The Bangko Sentral ng Pilipinas (BSP) wants to further limit banks’ engagements in offshore foreign exchange (forex) trades to prevent a buildup of systemic risks emanating from speculative activities that can add to peso volatility.
Stakeholders have until March 26 to send their feedback to a BSP draft circular seeking to amend regulations that banks must follow when trading non-deliverable foreign exchange forwards (NDFs) involving the local currency.
A foreign exchange forward contract refers to an agreement to buy or sell foreign exchange at a specified price but for delivery and payment in the future. In the case of NDFs, only the price differential is settled upon maturity.
But over the years, the BSP had to tighten the rules on NDF transactions due to their tendency to directly or indirectly create systemic risks.
NDFs can be used as a hedging tool to help shield businesses, mainly importers, from losses resulting from foreign exchange volatility. But regulators had previously suspected that some banks might be trading NDFs not only to meet the hedging needs of their corporate clients but also to earn from peso speculation.
In the past, over-trading of NDFs was believed to have put a lot of pressure on the peso for it to appreciate rapidly, hurting the BSP’s efforts to temper volatility. Whenever the local currency is appreciating too fast against the dollar, exporters and households supported by overseas Filipino workers are hit hardest.
Other NDFs
The draft circular wanted to include the other “variants” of NDFs—namely, non-deliverable swap (NDS) and non-deliverable cross currency swap (NDCCS)—among the derivative contracts that are subject to bank limits, higher capital charge and other requirements.
In an NDS transaction, there is no exchange of the two currency cash flows. Instead, the net difference between the contracted rate in the swap contract and the spot rate is paid by one party to the other.
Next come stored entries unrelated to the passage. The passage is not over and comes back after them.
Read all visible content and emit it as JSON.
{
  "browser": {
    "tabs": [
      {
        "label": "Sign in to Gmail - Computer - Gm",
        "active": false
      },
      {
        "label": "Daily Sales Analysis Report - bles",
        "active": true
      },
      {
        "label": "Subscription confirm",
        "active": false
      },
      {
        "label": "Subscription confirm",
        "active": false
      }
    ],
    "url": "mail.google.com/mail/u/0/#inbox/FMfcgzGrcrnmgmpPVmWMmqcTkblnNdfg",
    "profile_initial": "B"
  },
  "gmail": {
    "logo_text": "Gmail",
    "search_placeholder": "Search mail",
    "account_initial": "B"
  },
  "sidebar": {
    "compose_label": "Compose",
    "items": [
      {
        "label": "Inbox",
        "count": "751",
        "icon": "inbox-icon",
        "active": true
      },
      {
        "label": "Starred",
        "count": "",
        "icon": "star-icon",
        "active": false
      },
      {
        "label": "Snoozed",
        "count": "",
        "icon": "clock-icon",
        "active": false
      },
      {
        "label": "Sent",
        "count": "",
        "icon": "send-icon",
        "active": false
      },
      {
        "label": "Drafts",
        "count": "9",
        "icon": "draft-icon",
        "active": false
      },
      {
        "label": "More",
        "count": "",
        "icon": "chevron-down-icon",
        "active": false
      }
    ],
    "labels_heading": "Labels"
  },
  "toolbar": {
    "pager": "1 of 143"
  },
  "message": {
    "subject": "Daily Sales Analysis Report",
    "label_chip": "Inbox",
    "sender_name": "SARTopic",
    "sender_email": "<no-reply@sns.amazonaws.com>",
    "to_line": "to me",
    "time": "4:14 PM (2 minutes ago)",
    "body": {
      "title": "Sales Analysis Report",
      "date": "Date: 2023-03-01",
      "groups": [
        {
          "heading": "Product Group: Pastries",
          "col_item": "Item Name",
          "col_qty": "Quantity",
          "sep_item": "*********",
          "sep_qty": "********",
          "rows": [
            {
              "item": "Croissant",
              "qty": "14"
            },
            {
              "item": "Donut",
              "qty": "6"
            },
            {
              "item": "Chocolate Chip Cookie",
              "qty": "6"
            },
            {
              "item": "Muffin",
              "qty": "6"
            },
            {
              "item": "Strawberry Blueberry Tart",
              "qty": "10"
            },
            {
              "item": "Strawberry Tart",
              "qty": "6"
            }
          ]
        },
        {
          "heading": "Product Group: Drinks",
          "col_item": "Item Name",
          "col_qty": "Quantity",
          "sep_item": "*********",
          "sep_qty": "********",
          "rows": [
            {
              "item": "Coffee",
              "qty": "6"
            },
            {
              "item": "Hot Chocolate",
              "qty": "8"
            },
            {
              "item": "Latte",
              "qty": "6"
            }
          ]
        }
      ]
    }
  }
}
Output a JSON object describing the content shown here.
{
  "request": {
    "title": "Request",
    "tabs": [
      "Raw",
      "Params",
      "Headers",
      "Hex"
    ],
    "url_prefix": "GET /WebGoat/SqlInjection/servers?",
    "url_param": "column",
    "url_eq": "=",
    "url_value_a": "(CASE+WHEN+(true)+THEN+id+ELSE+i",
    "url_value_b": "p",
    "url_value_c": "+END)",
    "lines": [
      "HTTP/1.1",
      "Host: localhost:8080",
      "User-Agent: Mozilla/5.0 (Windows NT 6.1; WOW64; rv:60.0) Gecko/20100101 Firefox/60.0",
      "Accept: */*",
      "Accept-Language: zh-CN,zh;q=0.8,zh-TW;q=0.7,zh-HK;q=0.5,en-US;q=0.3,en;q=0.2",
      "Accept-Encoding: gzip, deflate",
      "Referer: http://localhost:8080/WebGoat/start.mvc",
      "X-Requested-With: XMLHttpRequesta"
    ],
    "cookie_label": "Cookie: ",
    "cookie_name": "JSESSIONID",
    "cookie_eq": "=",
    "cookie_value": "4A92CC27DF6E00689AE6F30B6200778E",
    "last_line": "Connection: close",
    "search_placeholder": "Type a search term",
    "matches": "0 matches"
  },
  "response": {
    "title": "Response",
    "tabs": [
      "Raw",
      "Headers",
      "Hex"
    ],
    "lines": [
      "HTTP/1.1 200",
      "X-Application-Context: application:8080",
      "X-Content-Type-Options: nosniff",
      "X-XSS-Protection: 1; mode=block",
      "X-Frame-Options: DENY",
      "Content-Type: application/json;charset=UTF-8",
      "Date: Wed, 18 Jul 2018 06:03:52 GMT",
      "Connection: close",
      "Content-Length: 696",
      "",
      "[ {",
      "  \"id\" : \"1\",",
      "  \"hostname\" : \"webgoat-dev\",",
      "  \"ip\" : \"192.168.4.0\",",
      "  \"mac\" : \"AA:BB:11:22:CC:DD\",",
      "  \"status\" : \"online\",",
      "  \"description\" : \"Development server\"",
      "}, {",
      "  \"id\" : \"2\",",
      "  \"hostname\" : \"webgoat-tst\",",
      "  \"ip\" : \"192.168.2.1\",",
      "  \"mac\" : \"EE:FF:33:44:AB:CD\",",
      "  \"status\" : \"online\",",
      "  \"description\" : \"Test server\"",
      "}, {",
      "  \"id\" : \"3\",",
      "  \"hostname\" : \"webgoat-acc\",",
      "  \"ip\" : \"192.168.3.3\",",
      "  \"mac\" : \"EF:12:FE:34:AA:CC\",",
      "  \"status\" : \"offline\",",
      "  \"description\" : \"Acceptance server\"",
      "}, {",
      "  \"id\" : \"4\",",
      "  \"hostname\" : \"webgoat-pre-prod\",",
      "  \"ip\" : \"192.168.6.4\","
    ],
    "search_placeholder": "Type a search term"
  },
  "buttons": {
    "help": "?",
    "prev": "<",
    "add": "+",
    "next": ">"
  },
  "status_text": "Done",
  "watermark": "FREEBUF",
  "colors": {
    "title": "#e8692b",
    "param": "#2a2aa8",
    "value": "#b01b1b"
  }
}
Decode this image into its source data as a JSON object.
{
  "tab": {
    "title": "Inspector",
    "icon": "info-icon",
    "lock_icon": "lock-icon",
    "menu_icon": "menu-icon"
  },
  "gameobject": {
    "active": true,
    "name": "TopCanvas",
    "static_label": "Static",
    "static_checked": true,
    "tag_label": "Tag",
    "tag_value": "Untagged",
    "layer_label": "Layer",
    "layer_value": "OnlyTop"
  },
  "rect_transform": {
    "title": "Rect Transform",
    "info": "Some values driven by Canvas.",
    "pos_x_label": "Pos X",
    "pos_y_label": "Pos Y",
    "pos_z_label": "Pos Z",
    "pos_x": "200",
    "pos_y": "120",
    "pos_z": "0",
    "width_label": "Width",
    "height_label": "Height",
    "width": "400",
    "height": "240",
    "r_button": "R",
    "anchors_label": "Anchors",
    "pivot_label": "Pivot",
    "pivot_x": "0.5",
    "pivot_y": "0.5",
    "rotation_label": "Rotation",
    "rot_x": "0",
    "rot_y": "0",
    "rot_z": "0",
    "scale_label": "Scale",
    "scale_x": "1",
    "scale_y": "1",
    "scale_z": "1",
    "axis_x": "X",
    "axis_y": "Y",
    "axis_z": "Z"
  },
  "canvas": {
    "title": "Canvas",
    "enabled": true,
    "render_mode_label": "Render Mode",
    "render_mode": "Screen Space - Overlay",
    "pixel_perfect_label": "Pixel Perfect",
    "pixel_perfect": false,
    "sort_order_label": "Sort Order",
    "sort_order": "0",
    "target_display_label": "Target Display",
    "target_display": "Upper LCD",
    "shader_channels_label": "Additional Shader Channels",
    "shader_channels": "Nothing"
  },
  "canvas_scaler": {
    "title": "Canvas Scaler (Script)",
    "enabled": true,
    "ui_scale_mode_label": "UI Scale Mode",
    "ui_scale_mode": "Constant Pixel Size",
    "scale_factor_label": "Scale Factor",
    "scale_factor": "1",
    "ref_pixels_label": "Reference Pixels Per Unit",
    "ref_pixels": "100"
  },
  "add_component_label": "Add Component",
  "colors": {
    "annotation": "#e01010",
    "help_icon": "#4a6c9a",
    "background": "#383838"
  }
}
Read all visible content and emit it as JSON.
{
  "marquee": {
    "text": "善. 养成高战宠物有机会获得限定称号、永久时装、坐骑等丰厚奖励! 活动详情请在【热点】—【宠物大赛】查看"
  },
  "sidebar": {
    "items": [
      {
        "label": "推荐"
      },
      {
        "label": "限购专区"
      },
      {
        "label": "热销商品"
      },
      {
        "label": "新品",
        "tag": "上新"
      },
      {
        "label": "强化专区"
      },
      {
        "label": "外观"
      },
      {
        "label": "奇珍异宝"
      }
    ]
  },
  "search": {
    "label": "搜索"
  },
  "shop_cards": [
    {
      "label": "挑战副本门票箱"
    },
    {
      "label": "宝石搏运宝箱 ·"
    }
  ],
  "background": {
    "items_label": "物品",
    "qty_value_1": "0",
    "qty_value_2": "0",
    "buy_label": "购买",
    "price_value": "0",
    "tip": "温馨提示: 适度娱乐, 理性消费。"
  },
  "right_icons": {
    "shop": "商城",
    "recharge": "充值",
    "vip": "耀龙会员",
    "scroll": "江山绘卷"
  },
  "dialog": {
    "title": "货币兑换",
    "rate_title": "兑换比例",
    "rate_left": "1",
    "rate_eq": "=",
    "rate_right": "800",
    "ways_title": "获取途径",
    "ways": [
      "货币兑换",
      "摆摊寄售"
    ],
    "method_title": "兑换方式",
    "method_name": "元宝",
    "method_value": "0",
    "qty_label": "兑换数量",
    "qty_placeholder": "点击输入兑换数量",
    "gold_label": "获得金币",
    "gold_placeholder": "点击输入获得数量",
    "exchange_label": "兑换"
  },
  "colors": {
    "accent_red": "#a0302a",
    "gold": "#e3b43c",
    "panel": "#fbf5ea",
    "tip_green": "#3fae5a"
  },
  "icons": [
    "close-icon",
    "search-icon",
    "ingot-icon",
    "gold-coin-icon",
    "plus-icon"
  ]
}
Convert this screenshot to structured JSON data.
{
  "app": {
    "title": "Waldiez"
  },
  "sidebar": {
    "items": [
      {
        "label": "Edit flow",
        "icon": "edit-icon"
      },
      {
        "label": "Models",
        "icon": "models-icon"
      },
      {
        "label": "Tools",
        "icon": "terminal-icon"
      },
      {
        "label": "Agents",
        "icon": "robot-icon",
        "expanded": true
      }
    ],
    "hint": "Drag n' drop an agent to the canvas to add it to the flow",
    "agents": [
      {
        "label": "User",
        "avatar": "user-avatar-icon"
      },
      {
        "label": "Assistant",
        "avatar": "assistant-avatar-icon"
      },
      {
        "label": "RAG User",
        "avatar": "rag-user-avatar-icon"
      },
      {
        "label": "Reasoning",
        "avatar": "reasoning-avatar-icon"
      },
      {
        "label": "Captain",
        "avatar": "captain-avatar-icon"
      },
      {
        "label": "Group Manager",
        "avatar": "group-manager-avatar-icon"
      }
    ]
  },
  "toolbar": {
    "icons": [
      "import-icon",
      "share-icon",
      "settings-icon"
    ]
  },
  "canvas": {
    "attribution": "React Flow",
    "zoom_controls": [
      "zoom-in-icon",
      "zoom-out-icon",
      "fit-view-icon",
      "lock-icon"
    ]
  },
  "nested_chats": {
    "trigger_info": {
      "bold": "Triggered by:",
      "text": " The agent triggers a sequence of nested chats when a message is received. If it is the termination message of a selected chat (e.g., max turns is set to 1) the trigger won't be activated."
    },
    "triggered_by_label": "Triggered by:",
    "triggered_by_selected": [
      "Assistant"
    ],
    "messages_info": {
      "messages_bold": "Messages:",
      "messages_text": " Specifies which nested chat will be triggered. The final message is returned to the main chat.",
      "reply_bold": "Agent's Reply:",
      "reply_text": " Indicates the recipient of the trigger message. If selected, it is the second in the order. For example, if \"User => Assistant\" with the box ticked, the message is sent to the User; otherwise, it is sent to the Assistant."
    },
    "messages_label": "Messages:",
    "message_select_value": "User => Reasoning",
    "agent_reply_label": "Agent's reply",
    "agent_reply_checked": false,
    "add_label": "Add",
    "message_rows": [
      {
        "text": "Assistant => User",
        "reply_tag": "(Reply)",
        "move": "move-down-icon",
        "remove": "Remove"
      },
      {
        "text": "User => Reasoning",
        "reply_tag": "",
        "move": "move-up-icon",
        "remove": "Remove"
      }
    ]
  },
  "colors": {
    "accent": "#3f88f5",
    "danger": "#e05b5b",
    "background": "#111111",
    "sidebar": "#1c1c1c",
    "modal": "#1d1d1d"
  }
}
Meanwhile, NDCCS is a currency swap deal wherein the differences between the exchange rates and interest rates are settled on a cash basis, without necessitating the delivery of either of the cash flows on the two currencies involved in the swap.
Once approved by the BSP, peso NDS and NDCCS trades would also be subjected to the current exposure limit of 20 percent of qualifying capital for domestic banks, and 100 percent for foreign bank branches. Such limits, however, exclude peso NDF transactions with the BSP.
“To mitigate the buildup of systemic risks and protect against undue concentration in market usage, the prudential guidelines are set in place,” the draft document read.